Structure determination of GPCRs: cryo-EM compared with X-ray crystallography

Abstract

G protein-coupled receptors (GPCRs) are the largest single family of cell surface receptors encoded by the human genome and they play pivotal roles in co-ordinating cellular systems throughout the human body, making them ideal drug targets. Structural biology has played a key role in defining how receptors are activated and signal through G proteins and β-arrestins. The application of structure-based drug design (SBDD) is now yielding novel compounds targeting GPCRs. There is thus significant interest from both academia and the pharmaceutical industry in the structural biology of GPCRs as currently only about one quarter of human non-odorant receptors have had their structure determined. Initially, all the structures were determined by X-ray crystallography, but recent advances in electron cryo-microscopy (cryo-EM) now make GPCRs tractable targets for single-particle cryo-EM with comparable resolution to X-ray crystallography. So far this year, 78% of the 99 GPCR structures deposited in the PDB (Jan-Jul 2021) were determined by cryo-EM. Cryo-EM has also opened up new possibilities in GPCR structural biology, such as determining structures of GPCRs embedded in a lipid nanodisc and multiple GPCR conformations from a single preparation. However, X-ray crystallography still has a number of advantages, particularly in the speed of determining many structures of the same receptor bound to different ligands, an essential prerequisite for effective SBDD. We will discuss the relative merits of cryo-EM and X-ray crystallography for the structure determination of GPCRs and the future potential of both techniques.

Keywords: G-protein-coupled receptors; cryo-electron microscopy; crystallography.

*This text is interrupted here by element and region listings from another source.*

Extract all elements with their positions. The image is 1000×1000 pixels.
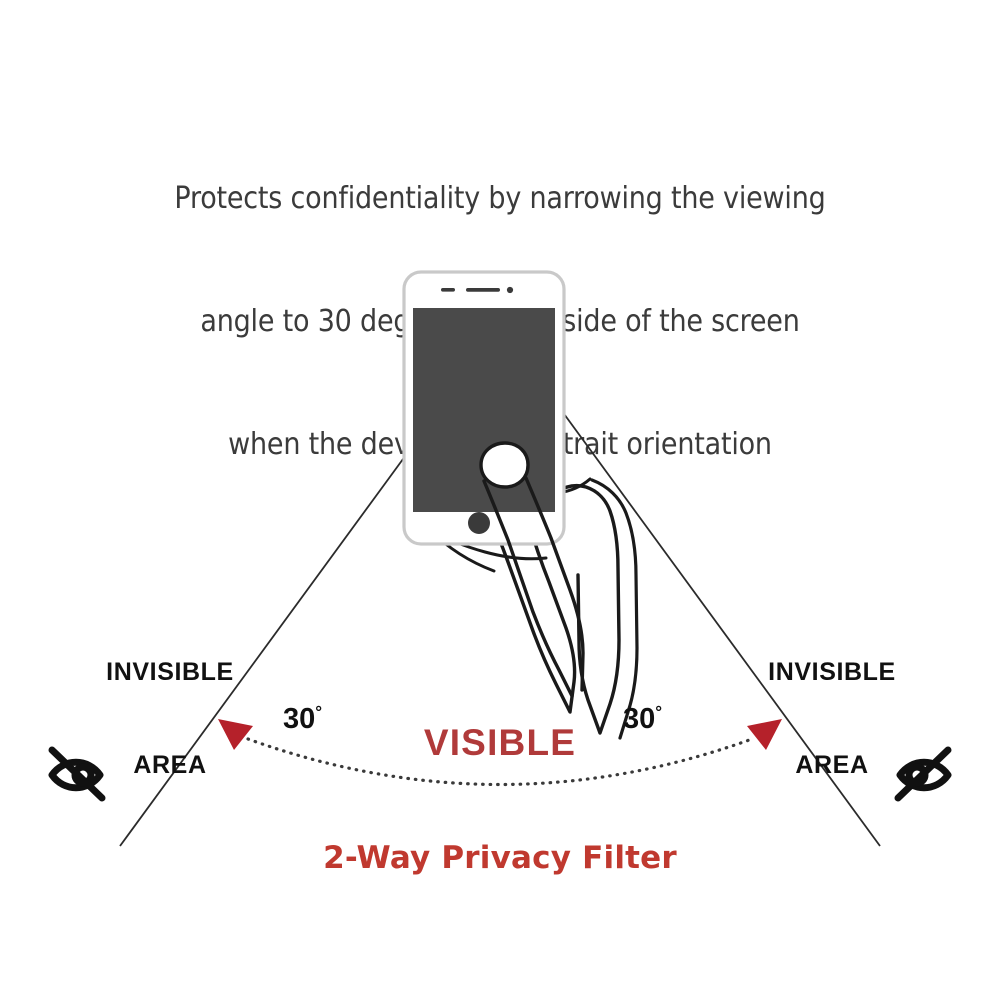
invisible-area-left-line-1: INVISIBLE: [60, 657, 280, 688]
degree-symbol-right: °: [655, 702, 662, 721]
visible-area-label: VISIBLE: [0, 722, 1000, 764]
invisible-area-right-line-1: INVISIBLE: [722, 657, 942, 688]
earpiece-speaker-icon: [466, 288, 500, 292]
smartphone: [404, 272, 564, 544]
proximity-sensor-icon: [441, 288, 455, 292]
infographic-canvas: Protects confidentiality by narrowing th…: [0, 0, 1000, 1000]
front-camera-icon: [507, 287, 513, 293]
degree-symbol-left: °: [315, 702, 322, 721]
invisible-area-label-right: INVISIBLE AREA: [722, 595, 942, 843]
thumb-tip: [481, 443, 528, 487]
product-name-label: 2-Way Privacy Filter: [0, 840, 1000, 876]
home-button: [468, 512, 490, 534]
invisible-area-label-left: INVISIBLE AREA: [60, 595, 280, 843]
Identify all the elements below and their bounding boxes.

Figure 1.. GPCR structures.

(A) Cartoon of β₂AR indicating the conformational change from the inactive state (blue; PDB ID 2RH1) [20] to the active state (purple; PDB ID 3SN6) [26] when coupled to a G protein (not shown). (B) Cryo-EM density for the serotonin 5-HT_1B receptor coupled to the heterotrimeric G protein G_o (PDB ID 6G79, EMDB-4358) [79]. The detergent used for purification of the receptor was decylmaltoside. (C) Cryo-EM density for the β₁-adrenoceptor coupled to β-arrestin (PDB 6TKO, EMDB-10515) [9]. The detergent-purified receptor was reconstituted into a lipid nanodisc containing a bilayer of phosphatidylcholine and phosphatidylglycerol and has an external diameter of ∼13 nm. (D) Percentage of GPCR structures in the Protein Data Bank (PDB) determined by cryo-EM per year. (E) Cumulative number of GPCR structures determined by X-ray crystallography and cryo-EM, which includes multiple structures of the same receptor bound to different ligands, different intracellular binding partners and different species. Note that in panels D and E the data for 2021 includes only the first 7 months of the year.

Figure 2.. Artefacts in X-ray crystallography.

(A) 60° kink of H1 in chain A (brown) of β₁AR compared with chain B (green); PDB ID 2VT4 [23]. (B) Different pose of the methylphenoxy moiety of carmoterol in chain A (brown) compared with chain B (green); PDB ID 2Y02 [59]. (C) The salt bridge in the extracellular region of A_2AR determined in the crystal structure at pH 4.8 (PDB ID 5G53) [32] is absent from the cryo-EM structure determined at pH 7.5 (PDB ID 6GDG) [57]. (D) The RMSD differences (rainbow colouration) between β₁AR crystallised in detergent (PDB ID 2VT4) compared with β₁AR crystallised in lipidic cubic phase (PDB ID 4BVN) were determined and plotted on the structure (red, large differences; dark blue, no differences) [58]. Panel 2D has been reproduced from [58].